1.[appellant 1] ,wonende te [woonplaats] ,

2.
[appellante 2] , echtgenote van [appellant 1] ,wonende te [woonplaats] ,
appellanten,
hierna aan te duiden als [appellant 1] ,
advocaat: mr. I.M. van Dijk te Maastricht,
tegen

1.[geïntimeerde 1] ,wonende te [woonplaats] ,

2.
[geïntimeerde 2] ,wonende te [woonplaats] ,
geïntimeerden,
hierna aan te duiden als [geïntimeerde 1] ,
advocaat: mr. E.H.J. van der Heijden te Maastricht,
op het bij exploot van dagvaarding van 20 maart 2015 ingeleide hoger beroep van het vonnis van 7 januari 2015, door de rechtbank Limburg, zittingsplaats Roermond, gewezen tussen [appellant 1] als eisers en [geïntimeerde 1] als gedaagden.

1.Het geding in eerste aanleg (zaak-/rolnummer C/04/126758 / HA ZA 13-333)

Voor het geding in eerste aanleg verwijst het hof naar voormeld vonnis, alsmede naar het tussenvonnis van 5 maart 2014.

2.Het geding in hoger beroep

Het verloop van de procedure blijkt uit:
  • de dagvaarding in hoger beroep;
  • de memorie van grieven met één productie;
  • de memorie van antwoord met drie producties.
Het hof heeft daarna een datum voor arrest bepaald. Het hof doet recht op bovenvermelde stukken en de stukken van de eerste aanleg.

3.De beoordeling

3.1.
In dit hoger beroep kan worden uitgegaan van de volgende feiten.
[appellant 1] is eigenaar van een woonhuis met aanhorigheden, ondergrond en tuin, staande en gelegen aan de [adres 1] te [plaats] .
[geïntimeerde 1] is eigenaar van een woonhuis met aanhorigheden, ondergrond en tuin, staande en gelegen aan de [adres 2] te [plaats] .
Partijen zijn sinds 2012 elkaars buren.
Tussen de percelen van partijen bevinden zich in de lengterichting struiken, een industrieel hekwerk en houten planken.
[geïntimeerde 1] heeft op 21 april 2013 een gedeelte van de struiken gesnoeid, waardoor een gat in de afscheiding tussen de percelen van partijen is ontstaan. [appellant 1] heeft dit gat met wilgentakmatten opgevuld.
Op 6 mei 2013 heeft de advocaat van [appellant 1] [geïntimeerde 1] gesommeerd om de snoeiwerkzaamheden te staken en om de schade te herstellen.
In overleg hebben partijen vervolgens het Kadaster ingeschakeld.
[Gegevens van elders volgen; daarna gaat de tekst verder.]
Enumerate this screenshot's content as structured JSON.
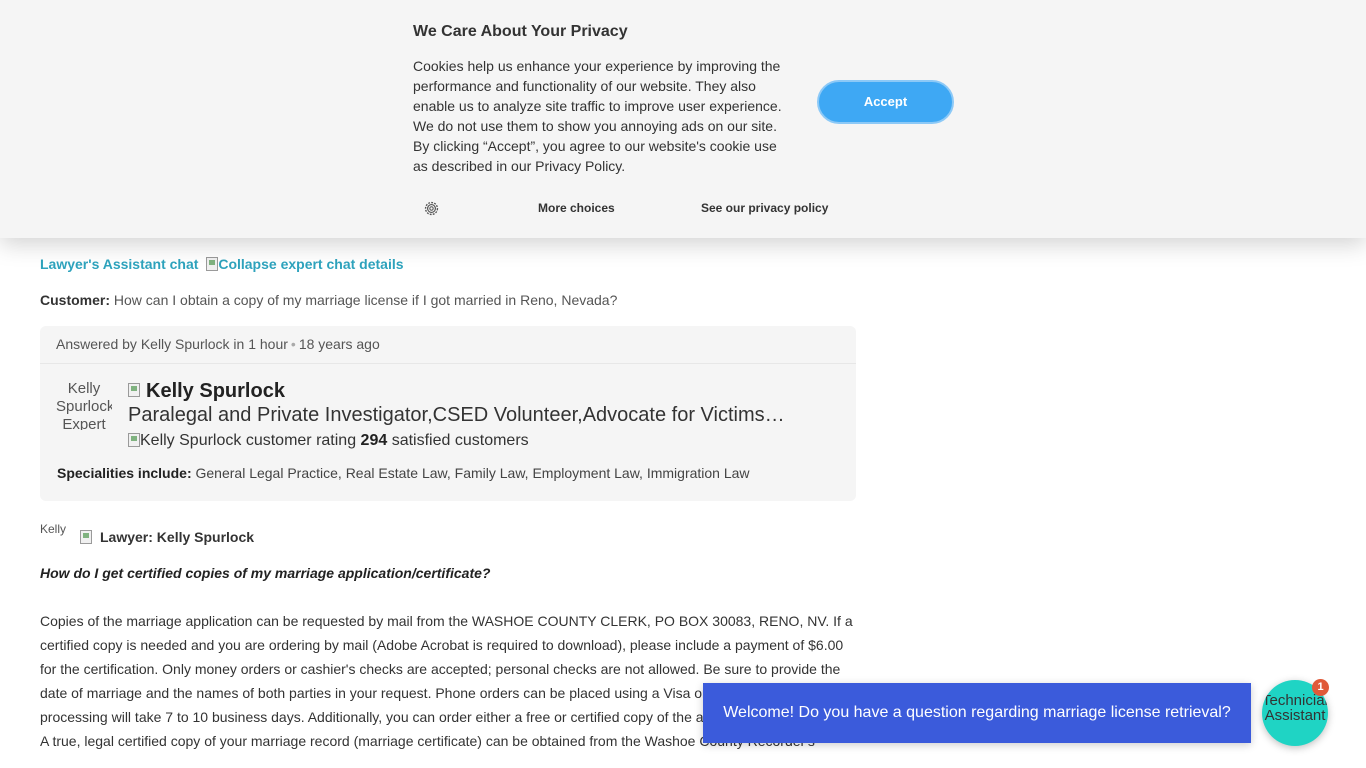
{
  "cookie_banner": {
    "title": "We Care About Your Privacy",
    "body": "Cookies help us enhance your experience by improving the performance and functionality of our website. They also enable us to analyze site traffic to improve user experience. We do not use them to show you annoying ads on our site. By clicking “Accept”, you agree to our website's cookie use as described in our Privacy Policy.",
    "accept_label": "Accept",
    "more_choices_label": "More choices",
    "privacy_policy_label": "See our privacy policy",
    "settings_icon": "gear-icon"
  },
  "chat_header": {
    "title": "Lawyer's Assistant chat",
    "collapse_alt": "Collapse expert chat details"
  },
  "customer": {
    "label": "Customer:",
    "question": "How can I obtain a copy of my marriage license if I got married in Reno, Nevada?"
  },
  "answer_card": {
    "answered_by": "Answered by Kelly Spurlock in 1 hour",
    "dot": "•",
    "ago": "18 years ago",
    "avatar_alt": "Kelly Spurlock Expert",
    "expert_name": "Kelly Spurlock",
    "expert_title": "Paralegal and Private Investigator,CSED Volunteer,Advocate for Victims of Domestic Violence",
    "rating_alt": "Kelly Spurlock customer rating",
    "satisfied_count": "294",
    "satisfied_label": "satisfied customers",
    "specialities_label": "Specialities include:",
    "specialities": "General Legal Practice, Real Estate Law, Family Law, Employment Law, Immigration Law"
  },
  "reply": {
    "avatar_alt": "Kelly",
    "author": "Lawyer: Kelly Spurlock",
    "heading": "How do I get certified copies of my marriage application/certificate?",
    "paragraph1": "Copies of the marriage application can be requested by mail from the WASHOE COUNTY CLERK, PO BOX 30083, RENO, NV. If a certified copy is needed and you are ordering by mail (Adobe Acrobat is required to download), please include a payment of $6.00 for the certification. Only money orders or cashier's checks are accepted; personal checks are not allowed. Be sure to provide the date of marriage and the names of both parties in your request. Phone orders can be placed using a Visa or Master card, and processing will take 7 to 10 business days. Additionally, you can order either a free or certified copy of the application online.",
    "paragraph2": "A true, legal certified copy of your marriage record (marriage certificate) can be obtained from the Washoe County Recorder's"
  },
  "chat_widget": {
    "welcome_message": "Welcome! Do you have a question regarding marriage license retrieval?",
    "assistant_label": "Technician's Assistant",
    "badge_count": "1"
  },
  "colors": {
    "accent_blue": "#3ea8f4",
    "link_teal": "#2ea3bd",
    "bubble_blue": "#3b5bdb",
    "fab_teal": "#1fd4c4",
    "badge_red": "#e05a3a"
  }
}
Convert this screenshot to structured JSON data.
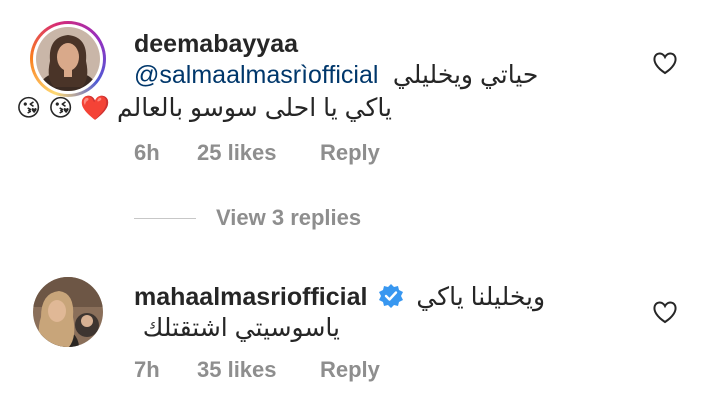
{
  "comments": [
    {
      "username": "deemabayyaa",
      "mention": "@salmaalmasrìofficial",
      "text_line1": "حياتي ويخليلي",
      "text_line2": "ياكي يا احلى سوسو بالعالم",
      "emojis": [
        "😘",
        "😘",
        "❤️"
      ],
      "time": "6h",
      "likes": "25 likes",
      "reply_label": "Reply"
    },
    {
      "username": "mahaalmasriofficial",
      "text_line1": "ويخليلنا ياكي",
      "text_line2": "ياسوسيتي اشتقتلك",
      "time": "7h",
      "likes": "35 likes",
      "reply_label": "Reply"
    }
  ],
  "view_replies_label": "View 3 replies",
  "colors": {
    "text": "#262626",
    "muted": "#8e8e8e",
    "mention": "#00376b",
    "verified": "#3897f0"
  }
}
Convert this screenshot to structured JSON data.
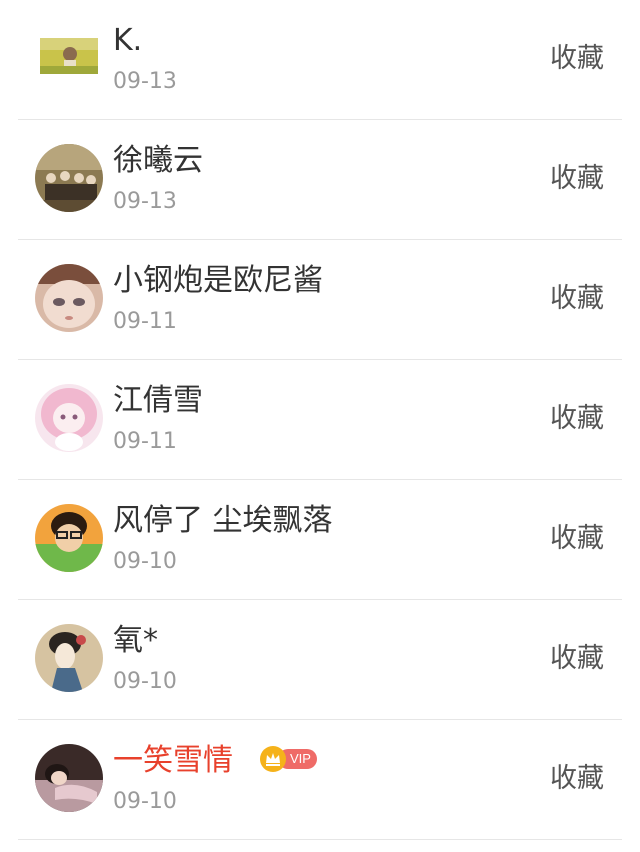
{
  "action_label": "收藏",
  "items": [
    {
      "name": "K.",
      "date": "09-13",
      "avatar": "landscape-photo-avatar"
    },
    {
      "name": "徐曦云",
      "date": "09-13",
      "avatar": "group-photo-avatar"
    },
    {
      "name": "小钢炮是欧尼酱",
      "date": "09-11",
      "avatar": "doll-face-avatar"
    },
    {
      "name": "江倩雪",
      "date": "09-11",
      "avatar": "anime-girl-avatar"
    },
    {
      "name": "风停了 尘埃飘落",
      "date": "09-10",
      "avatar": "boy-glasses-avatar"
    },
    {
      "name": "氧*",
      "date": "09-10",
      "avatar": "painted-lady-avatar"
    },
    {
      "name": "一笑雪情",
      "date": "09-10",
      "avatar": "reclining-person-avatar",
      "vip": true,
      "vip_label": "VIP"
    }
  ],
  "colors": {
    "vip_name": "#e8412c",
    "vip_badge": "#ef6b67",
    "divider": "#e6e6e6"
  }
}
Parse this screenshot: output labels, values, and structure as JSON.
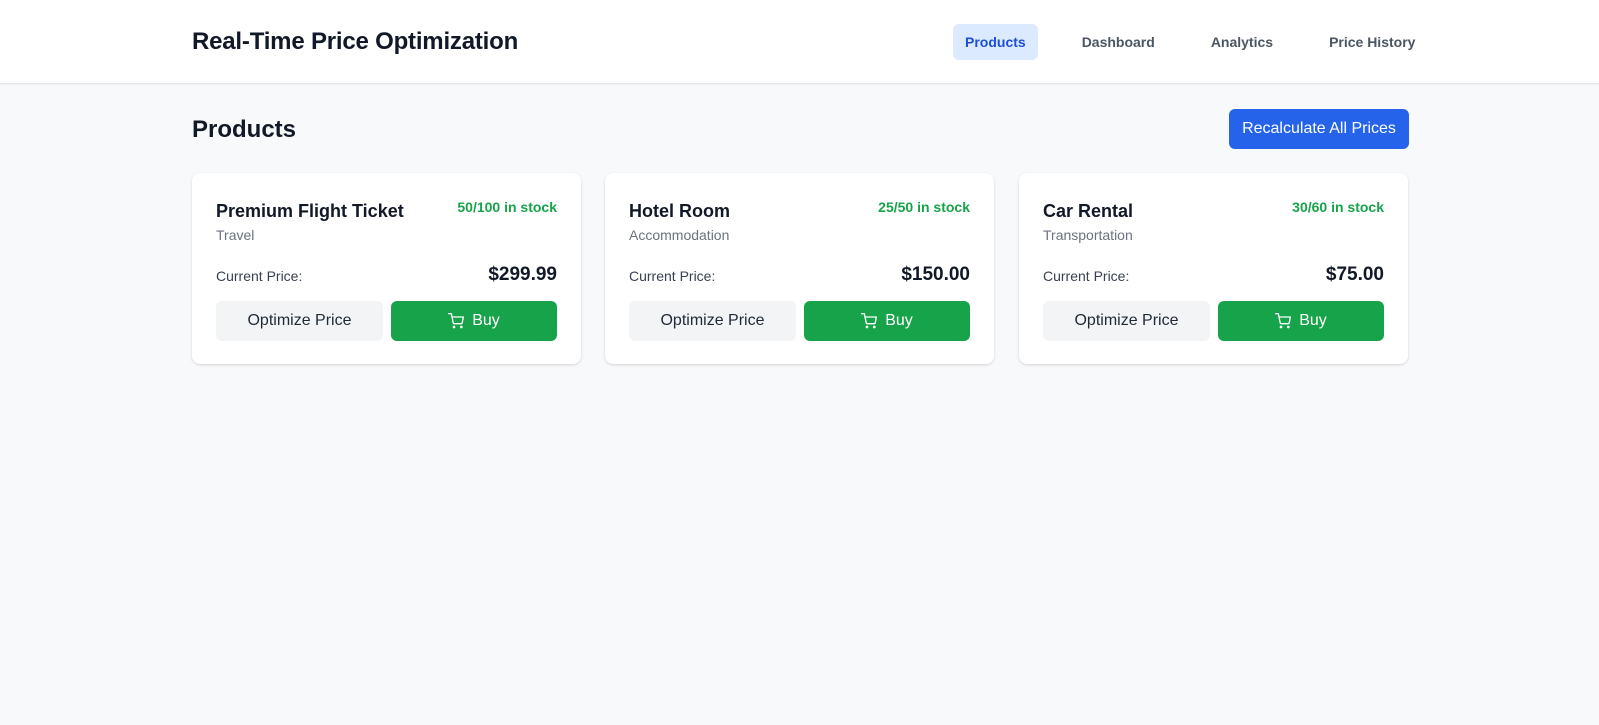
{
  "header": {
    "title": "Real-Time Price Optimization",
    "nav": [
      {
        "label": "Products",
        "active": true
      },
      {
        "label": "Dashboard",
        "active": false
      },
      {
        "label": "Analytics",
        "active": false
      },
      {
        "label": "Price History",
        "active": false
      }
    ]
  },
  "main": {
    "title": "Products",
    "recalculate_label": "Recalculate All Prices",
    "products": [
      {
        "name": "Premium Flight Ticket",
        "category": "Travel",
        "stock": "50/100 in stock",
        "price_label": "Current Price:",
        "price": "$299.99",
        "optimize_label": "Optimize Price",
        "buy_label": "Buy",
        "buy_icon": "shopping-cart-icon"
      },
      {
        "name": "Hotel Room",
        "category": "Accommodation",
        "stock": "25/50 in stock",
        "price_label": "Current Price:",
        "price": "$150.00",
        "optimize_label": "Optimize Price",
        "buy_label": "Buy",
        "buy_icon": "shopping-cart-icon"
      },
      {
        "name": "Car Rental",
        "category": "Transportation",
        "stock": "30/60 in stock",
        "price_label": "Current Price:",
        "price": "$75.00",
        "optimize_label": "Optimize Price",
        "buy_label": "Buy",
        "buy_icon": "shopping-cart-icon"
      }
    ]
  },
  "colors": {
    "primary": "#2563eb",
    "success": "#16a34a",
    "nav_active_bg": "#dbeafe",
    "nav_active_text": "#1d4ed8",
    "page_bg": "#f8f9fb"
  }
}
Het Kadaster heeft op 23 augustus 2013 de erfgrens tussen de percelen gereconstrueerd door middel van het plaatsen van kadasterpaaltjes.
[appellant 1] heeft onder meer tegen het industrieel hekwerk multiplex platen bevestigd.
3.2.1.
In eerste aanleg heeft [appellant 1] gevorderd om [geïntimeerde 1] hoofdelijk te veroordelen:
  • om binnen twee weken na betekening van het vonnis de door [geïntimeerde 1] verwijderde groenblijvende haag opnieuw te planten zulks op straffe van verbeurte van een dwangsom;
  • om de door [geïntimeerde 1] aan te planten groenblijvende struiken gedurende twee jaren na aanplantdatum te vervangen, mochten deze struiken niet aanslaan, zulks op straffe van verbeurte van een dwangsom;
  • om aan [appellant 1] te betalen een bedrag ad € 134,75, vermeerderd met de wettelijke rente;
  • om binnen twee weken na betekening van het vonnis het industriële hekwerk terug te brengen naar een wettelijk bepaalde hoogte van 2 meter, zulks op straffe van verbeurte van een dwangsom;
  • in de proceskosten, met inbegrip van de nakosten.
3.2.2.
Aan deze vordering heeft [appellant 1] , kort samengevat, het volgende ten grondslag gelegd.
[appellant 1] stelt dat over de gehele lengte van (ongeveer) 100 meter op de erfgrens tussen de percelen van partijen een groene haag staat. Door de groene haag loopt een draad met een horizontaal latwerk. [appellant 1] stelt zich op het standpunt dat [geïntimeerde 1] onrechtmatig heeft gehandeld door zonder overleg en zonder zijn toestemming een gedeelte van deze - volgens hem mandelige - haag te snoeien.
3.2.3.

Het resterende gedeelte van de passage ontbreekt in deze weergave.